The cumulative probability of breast cancer for the entire cohort was significantly higher (P = .002) among those exposed to TBI versus those not exposed (Fig 3A: 2.6% v 0.3% by age 50 years, 4.5% v 1.6% by age 60 years, and 8.8% v 3.6% by age 70 years). The cumulative probability of breast cancer among those exposed to TBI versus those not exposed did not achieve statistical significance (P = .1) among autologous BMT recipients (Fig 3B) but was significantly higher in the allogeneic BMT recipients (P = .009; Fig 3C).
FIG 3.
Cumulative probability of breast cancer as a function of attained age, stratified by exposure to total body irradiation (TBI) for (A) the entire cohort, (B) autologous blood or marrow transplantation (BMT) recipients, (C) allogeneic BMT recipients, and (D) women who were exposed to TBI at age younger than 30 years. CIF, Cumulative Incidence Function.

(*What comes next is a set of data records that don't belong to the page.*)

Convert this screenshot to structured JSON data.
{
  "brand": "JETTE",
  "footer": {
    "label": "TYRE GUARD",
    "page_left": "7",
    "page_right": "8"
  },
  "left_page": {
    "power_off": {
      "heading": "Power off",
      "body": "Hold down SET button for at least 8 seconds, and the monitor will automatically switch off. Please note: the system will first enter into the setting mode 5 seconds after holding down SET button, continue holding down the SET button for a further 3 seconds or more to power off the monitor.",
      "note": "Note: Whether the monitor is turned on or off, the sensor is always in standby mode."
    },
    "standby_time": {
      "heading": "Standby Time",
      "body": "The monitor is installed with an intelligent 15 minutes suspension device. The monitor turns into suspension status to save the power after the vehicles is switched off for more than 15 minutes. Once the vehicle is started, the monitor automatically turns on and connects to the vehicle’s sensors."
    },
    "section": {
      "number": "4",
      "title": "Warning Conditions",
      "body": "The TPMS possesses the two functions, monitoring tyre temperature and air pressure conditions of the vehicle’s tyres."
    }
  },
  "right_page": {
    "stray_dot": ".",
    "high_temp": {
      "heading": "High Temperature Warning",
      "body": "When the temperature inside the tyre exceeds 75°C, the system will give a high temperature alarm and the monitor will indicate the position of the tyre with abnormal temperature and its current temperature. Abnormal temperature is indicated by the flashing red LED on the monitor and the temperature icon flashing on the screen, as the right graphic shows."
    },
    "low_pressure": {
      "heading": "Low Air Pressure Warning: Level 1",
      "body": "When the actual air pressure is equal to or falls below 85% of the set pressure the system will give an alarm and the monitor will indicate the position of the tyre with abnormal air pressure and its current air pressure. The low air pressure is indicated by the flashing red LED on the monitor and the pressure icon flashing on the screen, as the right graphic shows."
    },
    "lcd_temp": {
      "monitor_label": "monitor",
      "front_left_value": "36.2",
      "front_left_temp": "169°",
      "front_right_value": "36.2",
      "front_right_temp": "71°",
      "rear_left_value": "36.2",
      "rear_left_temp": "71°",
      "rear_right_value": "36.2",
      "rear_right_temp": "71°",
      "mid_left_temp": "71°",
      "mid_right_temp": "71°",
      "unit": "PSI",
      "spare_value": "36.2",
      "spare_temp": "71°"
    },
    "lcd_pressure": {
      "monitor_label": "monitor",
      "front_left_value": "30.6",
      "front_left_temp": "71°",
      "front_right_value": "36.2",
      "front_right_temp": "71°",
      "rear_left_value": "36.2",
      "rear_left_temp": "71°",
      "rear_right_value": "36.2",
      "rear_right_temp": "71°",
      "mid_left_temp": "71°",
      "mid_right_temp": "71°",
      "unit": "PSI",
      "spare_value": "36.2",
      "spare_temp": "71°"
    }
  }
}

The results of the univariable and multivariable Cox proportional hazards models assessing patient and treatment variables associated with breast cancer risk are presented in Table 2. Exposure to TBI was associated with an increased hazard of breast cancer among both the allogeneic (hazard ratio [HR], 3.73 [95% CI, 1.2 to 11.8]) and autologous (HR, 2.6 [95% CI, 1.0 to 6.8]) BMT recipients. No association between TBI dose and subsequent breast cancer was observed (Appendix Table A2, online only); however, these results should be interpreted with caution because few patients received doses outside of the narrow range of 12-13.2 Gy. Pre-BMT exposure to alkylating agents and anthracyclines was associated with an increased risk of subsequent breast cancer among autologous BMT survivors (alkylators: HR, 3.0 [95% CI, 1.0 to 9.0]; anthracyclines: HR, 2.5 [95% CI, 0.9 to 7.5]), but not among allogeneic BMT recipients (alkylators: HR, 0.8 [95% CI, 0.2 to 2.6]; anthracyclines: HR, 0.9 [95% CI, 0.4 to 2.2]).
TABLE 2.
Cox Proportional Hazards Models for Breast Cancer After BMT
Compared with that of an age-matched general population, the SIR of breast cancer for all study participants was 1.3 (95% CI, 0.9 to 1.7). The SIRs for breast cancer in subgroups of interest, defined by age and exposure status, are presented in Table 3. Patients who received TBI had a 1.5-fold higher risk of developing breast cancer when compared with an age-matched general population (95% CI, 1.0 to 2.3). Conversely, the risk was not elevated for those who did not receive TBI (SIR, 1.0 [95% CI, 0.6 to 1.6]). The largest excess risk of subsequent breast cancer was among BMT recipients who received TBI at age < 30 years (SIR, 4.5 [95% CI, 2 to 8.3]). The excess risk of breast cancer for TBI at age < 30 years was observed for patients who received allogeneic BMT (SIR, 4.4 [95% CI, 1.8 to 9]) as well as autologous BMT (SIR, 4.6 [95% CI, 1.1 to 18.2]). The cumulative probability of developing subsequent breast cancer among those treated with TBI before age 30 years was 1.0% by age 40 years and 13.9% by age 50 years (Fig 3D).
TABLE 3.
SIRS for Breast Cancer
A total of 1,238 women in the study were deceased at the time of the BMTSS survey (after having survived for at least the first 2 years after BMT) but otherwise met the study inclusion criteria and had cause of death information available from the NDI. The median time from BMT to death was 4.6 years, and breast cancer was noted on the death certificate for 18 women. When the cumulative incidence of subsequent breast cancer was calculated for the entire cohort (alive and deceased), exposure to TBI remained associated with higher incidence/mortality because of subsequent breast cancer (P = .02; Appendix Fig A1, online only).
DISCUSSION
We undertook this study to expand our understanding of the association between exposure to TBI and the risk of subsequent breast cancer and to identify subgroups that were at highest risk. Subsequent breast cancer is particularly important to consider among long-term BMT survivors because of the proven efficacy of screening programs and the success of early intervention in other populations.19-21 The 10-year risk of breast cancer among women after allogeneic and autologous BMT was modest. However, those exposed to TBI were at a higher risk of developing breast cancer among both allogeneic and autologous BMT recipients and especially when the exposure occurred at age younger than 30 years. Women who received TBI were at a 1.5-fold higher risk of breast cancer when compared with the general population overall and at a 4.5-fold higher risk when the exposure occurred at age 30 years or younger. We also observed that autologous BMT recipients exposed to alkylating agents and anthracyclines as part of pre-BMT treatment had an increased risk of subsequent breast cancer when compared with women who were not exposed.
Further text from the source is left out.